Tuesday, January 09, 2007

 

Friendly Advice

In The American Spectator, long-time conservative William Tucker assess the Bush vision in Iraq and, like many of late, finds it crashing on the shores of reality:
Everyone who has had some experience with leftist radical politics ends up with a similar experience. (See P.J. O'Rourke, whose adventures were much more interesting than mine.) You encounter people with an idee fixe -- a vision so pure and intense that they don't mind slaughtering a few people in order to achieve it.

I hat to say it, but I'm starting to get the same feeling about the Bush Administration on Iraq. It started with a noble purpose, a noble goal and high ideals. But those goals don't match the reality. Rather than adjust, the President continues to pursue his noble ends -- even if it means slaughtering a few thousand more people in the process. As Rich Lowry, editor of National Review, wrote recently, the horrible thing about Iraq right now is that if you read all liberal criticisms of the past four years, you realize it is basically right.

We seem to have gone into Iraq for three idee-fixe reasons: 1) President Bush saw September 11th as a replay of the Gulf War and wanted to erase the legacy that his father made a mistake in not pushing to Baghdad; 2) neoconservative Jews (Paul Wolfowitz, Richard Perle, etc.) saw Saddam as a replay of the Holocaust and wanted to fight Iraq correct the mistakes of World War II; and 3) die-hard conservatives (Cheney, Rumsfeld, Rice, Project for the New American Century) saw Iraq as a replay of Vietnam and wanted to prove that America could project its military might any time and anywhere we chose (just like Napoleon projecting his military into Russia or the Athenians into Syracuse).

Make no mistake, there was noble purpose behind the invasion and good reason for thinking it might succeed. The idea of creating a democratic, stable Iraq where Sunni and Shi'ia calmly sat down to resolve their differences in parliamentary fashion was certainly a grand vision. But it hasn't worked. There are too many nihilists in the region, too many jihad warriors willing to blow up themselves and the whole world for the greater good of Allah (an idee fixe if there ever was one). Saddam may have been a brutal murderer but he wasn't out of character with the civilization.

While the Democrats certainly have the power to upset Bush's "surge" plans, it's these multiplying ideological defections ultimately pose a larger threat. Unlike three years ago, when a generally united intellectual Right combined with the political heft of the Republican Party to create a broad supportive informal organization to support the administration's plans.

That's all gone now.

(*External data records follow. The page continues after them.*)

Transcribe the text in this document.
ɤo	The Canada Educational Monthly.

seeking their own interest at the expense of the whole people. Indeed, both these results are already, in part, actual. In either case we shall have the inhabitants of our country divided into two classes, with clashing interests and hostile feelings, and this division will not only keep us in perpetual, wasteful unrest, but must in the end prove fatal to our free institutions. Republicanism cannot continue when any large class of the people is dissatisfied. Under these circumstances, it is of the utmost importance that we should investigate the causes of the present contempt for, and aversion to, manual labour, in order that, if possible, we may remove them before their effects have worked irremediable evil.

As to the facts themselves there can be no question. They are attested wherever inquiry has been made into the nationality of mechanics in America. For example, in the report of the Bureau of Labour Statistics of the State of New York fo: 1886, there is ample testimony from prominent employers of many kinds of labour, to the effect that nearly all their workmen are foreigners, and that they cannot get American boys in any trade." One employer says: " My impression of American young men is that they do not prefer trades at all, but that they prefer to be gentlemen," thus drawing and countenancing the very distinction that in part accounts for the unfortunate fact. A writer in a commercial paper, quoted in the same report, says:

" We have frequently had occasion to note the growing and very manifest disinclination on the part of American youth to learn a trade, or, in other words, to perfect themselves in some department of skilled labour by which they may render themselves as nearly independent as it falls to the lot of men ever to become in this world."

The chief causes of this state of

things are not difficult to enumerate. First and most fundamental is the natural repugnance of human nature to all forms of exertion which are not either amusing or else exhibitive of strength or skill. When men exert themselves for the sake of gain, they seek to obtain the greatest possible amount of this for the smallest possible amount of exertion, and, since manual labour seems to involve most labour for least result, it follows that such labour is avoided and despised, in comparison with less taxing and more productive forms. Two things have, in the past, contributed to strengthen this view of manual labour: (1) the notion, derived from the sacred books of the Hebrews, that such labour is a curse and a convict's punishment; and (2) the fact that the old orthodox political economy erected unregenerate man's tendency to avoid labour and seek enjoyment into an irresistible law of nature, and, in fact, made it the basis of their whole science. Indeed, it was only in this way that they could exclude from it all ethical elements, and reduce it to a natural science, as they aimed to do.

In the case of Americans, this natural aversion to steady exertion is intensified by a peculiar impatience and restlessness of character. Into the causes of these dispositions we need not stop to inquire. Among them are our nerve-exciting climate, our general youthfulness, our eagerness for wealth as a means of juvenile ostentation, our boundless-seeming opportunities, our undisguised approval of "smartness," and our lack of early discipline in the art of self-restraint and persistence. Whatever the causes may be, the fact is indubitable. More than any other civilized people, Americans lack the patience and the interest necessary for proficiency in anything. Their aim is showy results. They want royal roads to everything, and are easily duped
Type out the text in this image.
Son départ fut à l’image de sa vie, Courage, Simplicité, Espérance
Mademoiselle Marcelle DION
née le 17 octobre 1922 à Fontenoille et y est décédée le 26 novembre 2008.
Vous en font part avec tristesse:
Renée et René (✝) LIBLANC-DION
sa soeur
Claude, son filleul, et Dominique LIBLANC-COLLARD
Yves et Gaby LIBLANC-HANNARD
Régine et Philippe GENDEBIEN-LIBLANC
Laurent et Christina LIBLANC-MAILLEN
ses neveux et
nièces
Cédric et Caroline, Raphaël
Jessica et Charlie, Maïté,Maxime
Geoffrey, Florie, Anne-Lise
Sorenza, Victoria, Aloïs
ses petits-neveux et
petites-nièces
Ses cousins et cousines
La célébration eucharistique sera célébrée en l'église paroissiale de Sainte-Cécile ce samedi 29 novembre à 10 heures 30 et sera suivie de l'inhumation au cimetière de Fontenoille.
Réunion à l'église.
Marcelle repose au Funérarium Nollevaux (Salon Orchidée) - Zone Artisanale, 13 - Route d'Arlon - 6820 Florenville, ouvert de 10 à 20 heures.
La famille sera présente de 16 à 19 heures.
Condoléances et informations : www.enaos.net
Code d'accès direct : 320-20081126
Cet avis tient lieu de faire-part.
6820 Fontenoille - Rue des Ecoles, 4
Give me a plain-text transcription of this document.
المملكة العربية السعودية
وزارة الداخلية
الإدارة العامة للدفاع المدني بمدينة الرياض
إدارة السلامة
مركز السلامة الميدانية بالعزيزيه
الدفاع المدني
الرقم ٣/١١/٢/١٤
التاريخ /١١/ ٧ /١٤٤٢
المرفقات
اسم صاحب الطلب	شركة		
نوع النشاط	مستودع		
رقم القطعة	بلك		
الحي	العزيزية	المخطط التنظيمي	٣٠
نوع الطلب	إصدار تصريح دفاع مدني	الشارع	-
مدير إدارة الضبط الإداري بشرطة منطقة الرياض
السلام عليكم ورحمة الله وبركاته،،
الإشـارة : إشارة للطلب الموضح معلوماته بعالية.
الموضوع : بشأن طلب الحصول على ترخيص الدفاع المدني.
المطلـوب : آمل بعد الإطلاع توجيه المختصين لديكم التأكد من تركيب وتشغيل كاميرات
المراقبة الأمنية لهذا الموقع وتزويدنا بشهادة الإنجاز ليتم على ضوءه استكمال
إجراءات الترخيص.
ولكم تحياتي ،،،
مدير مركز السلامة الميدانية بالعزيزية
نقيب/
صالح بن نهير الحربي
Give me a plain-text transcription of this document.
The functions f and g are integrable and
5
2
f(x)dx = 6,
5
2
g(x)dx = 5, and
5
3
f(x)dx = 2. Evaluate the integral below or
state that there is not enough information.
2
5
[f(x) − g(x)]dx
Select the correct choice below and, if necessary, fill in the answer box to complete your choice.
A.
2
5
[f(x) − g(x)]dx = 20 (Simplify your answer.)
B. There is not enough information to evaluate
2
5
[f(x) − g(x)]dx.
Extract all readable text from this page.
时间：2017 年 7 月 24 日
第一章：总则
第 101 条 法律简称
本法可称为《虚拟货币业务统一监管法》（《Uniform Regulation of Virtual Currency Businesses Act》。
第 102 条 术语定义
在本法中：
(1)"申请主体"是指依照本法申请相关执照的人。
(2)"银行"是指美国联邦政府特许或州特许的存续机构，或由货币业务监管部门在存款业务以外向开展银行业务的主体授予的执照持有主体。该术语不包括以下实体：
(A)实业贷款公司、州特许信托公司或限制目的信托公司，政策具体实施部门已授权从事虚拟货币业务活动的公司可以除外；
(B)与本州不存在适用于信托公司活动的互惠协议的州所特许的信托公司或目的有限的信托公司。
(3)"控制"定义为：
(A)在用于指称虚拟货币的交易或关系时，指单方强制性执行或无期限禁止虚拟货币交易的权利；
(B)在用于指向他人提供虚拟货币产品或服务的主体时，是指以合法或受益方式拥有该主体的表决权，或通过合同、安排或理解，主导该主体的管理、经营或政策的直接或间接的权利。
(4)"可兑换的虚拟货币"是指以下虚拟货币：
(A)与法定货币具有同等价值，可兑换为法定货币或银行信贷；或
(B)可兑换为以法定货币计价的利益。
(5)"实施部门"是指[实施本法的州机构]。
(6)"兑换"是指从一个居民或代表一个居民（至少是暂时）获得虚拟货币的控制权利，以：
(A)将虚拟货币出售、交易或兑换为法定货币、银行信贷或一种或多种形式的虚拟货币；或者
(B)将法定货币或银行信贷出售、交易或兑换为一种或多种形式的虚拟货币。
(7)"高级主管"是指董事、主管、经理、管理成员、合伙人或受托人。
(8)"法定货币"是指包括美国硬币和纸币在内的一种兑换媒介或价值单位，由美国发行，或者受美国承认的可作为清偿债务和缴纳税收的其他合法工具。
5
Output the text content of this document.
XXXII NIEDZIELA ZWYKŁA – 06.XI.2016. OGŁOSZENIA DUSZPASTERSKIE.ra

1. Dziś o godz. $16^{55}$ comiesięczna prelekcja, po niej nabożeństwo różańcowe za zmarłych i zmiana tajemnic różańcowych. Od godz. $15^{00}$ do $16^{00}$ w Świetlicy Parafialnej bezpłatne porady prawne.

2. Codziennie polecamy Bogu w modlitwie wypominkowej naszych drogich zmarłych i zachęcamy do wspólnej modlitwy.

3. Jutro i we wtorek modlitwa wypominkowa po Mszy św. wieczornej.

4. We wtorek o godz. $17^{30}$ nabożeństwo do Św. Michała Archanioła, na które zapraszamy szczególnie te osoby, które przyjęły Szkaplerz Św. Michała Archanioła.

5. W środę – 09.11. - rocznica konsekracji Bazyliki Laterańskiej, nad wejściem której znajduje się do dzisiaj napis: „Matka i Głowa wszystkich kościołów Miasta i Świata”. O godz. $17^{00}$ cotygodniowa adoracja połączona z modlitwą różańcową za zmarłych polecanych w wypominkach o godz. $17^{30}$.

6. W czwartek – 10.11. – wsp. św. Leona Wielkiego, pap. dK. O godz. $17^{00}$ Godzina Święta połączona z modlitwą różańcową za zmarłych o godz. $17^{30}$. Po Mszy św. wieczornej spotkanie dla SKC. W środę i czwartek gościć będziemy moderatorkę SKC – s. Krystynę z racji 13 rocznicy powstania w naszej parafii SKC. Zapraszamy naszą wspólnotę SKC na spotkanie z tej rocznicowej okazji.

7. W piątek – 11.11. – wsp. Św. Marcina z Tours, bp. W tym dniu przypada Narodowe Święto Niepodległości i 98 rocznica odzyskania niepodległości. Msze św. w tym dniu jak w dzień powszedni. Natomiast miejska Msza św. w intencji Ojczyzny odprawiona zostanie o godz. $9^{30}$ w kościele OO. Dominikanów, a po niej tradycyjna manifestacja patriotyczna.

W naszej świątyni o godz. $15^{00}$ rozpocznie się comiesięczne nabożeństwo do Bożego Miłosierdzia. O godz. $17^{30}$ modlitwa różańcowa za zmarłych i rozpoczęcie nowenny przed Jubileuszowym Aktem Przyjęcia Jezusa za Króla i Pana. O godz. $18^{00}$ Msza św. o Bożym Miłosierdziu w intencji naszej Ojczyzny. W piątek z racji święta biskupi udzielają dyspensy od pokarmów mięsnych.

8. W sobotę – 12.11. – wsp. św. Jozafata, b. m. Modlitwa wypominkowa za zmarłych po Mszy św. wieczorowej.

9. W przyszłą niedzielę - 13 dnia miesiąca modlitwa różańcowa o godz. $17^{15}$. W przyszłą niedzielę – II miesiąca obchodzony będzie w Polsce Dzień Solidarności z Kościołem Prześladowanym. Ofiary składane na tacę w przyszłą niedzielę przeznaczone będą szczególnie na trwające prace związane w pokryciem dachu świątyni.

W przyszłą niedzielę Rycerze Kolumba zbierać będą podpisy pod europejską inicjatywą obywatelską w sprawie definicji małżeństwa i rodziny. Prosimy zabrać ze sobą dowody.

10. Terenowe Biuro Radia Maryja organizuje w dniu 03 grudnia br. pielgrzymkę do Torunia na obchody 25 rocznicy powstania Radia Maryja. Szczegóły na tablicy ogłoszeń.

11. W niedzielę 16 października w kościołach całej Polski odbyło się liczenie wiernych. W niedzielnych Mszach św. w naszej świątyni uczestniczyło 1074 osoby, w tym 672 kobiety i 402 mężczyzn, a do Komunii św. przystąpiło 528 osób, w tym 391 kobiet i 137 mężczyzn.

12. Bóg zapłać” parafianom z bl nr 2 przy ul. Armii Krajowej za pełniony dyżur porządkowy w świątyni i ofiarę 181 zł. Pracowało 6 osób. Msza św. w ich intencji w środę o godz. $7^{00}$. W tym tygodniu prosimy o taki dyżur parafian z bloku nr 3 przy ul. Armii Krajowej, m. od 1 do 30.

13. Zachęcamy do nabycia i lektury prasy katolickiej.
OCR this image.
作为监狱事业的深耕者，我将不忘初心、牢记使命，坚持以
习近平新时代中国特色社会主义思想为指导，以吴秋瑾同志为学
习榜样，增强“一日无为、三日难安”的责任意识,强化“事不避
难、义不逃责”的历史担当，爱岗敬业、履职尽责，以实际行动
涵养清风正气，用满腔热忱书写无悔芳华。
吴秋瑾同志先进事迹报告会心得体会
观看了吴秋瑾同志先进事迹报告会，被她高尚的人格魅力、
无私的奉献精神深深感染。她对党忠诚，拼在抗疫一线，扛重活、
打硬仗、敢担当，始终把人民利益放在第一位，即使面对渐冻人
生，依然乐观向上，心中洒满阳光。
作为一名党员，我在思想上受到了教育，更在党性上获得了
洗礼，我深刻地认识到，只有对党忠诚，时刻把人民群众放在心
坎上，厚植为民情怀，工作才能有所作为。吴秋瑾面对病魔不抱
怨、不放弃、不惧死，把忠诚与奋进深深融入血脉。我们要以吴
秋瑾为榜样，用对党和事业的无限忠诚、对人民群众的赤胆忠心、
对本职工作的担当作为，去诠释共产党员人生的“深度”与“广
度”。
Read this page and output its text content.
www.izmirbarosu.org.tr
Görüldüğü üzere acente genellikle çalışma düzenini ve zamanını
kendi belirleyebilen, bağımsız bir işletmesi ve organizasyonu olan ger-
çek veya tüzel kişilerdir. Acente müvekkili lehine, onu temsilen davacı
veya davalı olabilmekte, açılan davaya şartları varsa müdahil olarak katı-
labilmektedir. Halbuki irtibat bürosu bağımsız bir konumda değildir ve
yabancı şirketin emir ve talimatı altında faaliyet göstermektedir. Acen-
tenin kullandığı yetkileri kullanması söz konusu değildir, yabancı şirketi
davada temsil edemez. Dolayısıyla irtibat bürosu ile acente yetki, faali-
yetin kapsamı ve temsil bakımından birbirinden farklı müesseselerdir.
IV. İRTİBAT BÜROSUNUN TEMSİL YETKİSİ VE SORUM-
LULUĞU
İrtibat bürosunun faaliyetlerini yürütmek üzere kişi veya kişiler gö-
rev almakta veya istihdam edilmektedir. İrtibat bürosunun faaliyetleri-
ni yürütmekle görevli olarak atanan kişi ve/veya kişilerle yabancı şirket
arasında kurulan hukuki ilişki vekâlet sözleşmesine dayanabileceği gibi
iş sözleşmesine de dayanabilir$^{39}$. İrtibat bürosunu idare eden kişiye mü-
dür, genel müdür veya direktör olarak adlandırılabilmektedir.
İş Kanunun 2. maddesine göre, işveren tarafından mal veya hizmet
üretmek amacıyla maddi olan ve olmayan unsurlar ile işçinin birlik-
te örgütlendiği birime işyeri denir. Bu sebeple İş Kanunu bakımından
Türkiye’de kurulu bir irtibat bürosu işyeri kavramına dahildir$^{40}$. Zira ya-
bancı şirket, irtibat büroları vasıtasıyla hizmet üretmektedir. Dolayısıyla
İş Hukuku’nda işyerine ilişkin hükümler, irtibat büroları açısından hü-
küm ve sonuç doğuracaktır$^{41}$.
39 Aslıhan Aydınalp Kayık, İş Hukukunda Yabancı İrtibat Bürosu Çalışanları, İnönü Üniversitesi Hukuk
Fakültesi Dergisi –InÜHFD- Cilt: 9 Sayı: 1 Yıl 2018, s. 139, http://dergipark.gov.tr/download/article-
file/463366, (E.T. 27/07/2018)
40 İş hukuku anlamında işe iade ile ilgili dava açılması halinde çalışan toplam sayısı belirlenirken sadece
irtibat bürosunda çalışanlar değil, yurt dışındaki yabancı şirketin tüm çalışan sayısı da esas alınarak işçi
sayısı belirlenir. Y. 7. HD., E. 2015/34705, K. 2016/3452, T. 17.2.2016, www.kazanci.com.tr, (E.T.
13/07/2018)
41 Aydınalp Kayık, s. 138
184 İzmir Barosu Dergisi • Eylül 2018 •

The public turned against the GOP congressional majority (albeit not solely because of Iraq), several remaining otherwise-loyal Republicans like Gordon Smith and Norm Coleman are offering demurring comments on the idea of adding troops -- and now another intellectual conservative voice is comparing Bush to 60s leftist radicals. It is ironic that even as Bush calls for more "boots-on-the-ground" troops, he finds far fewer allies among the intelligentsia than he had when the "mission" began.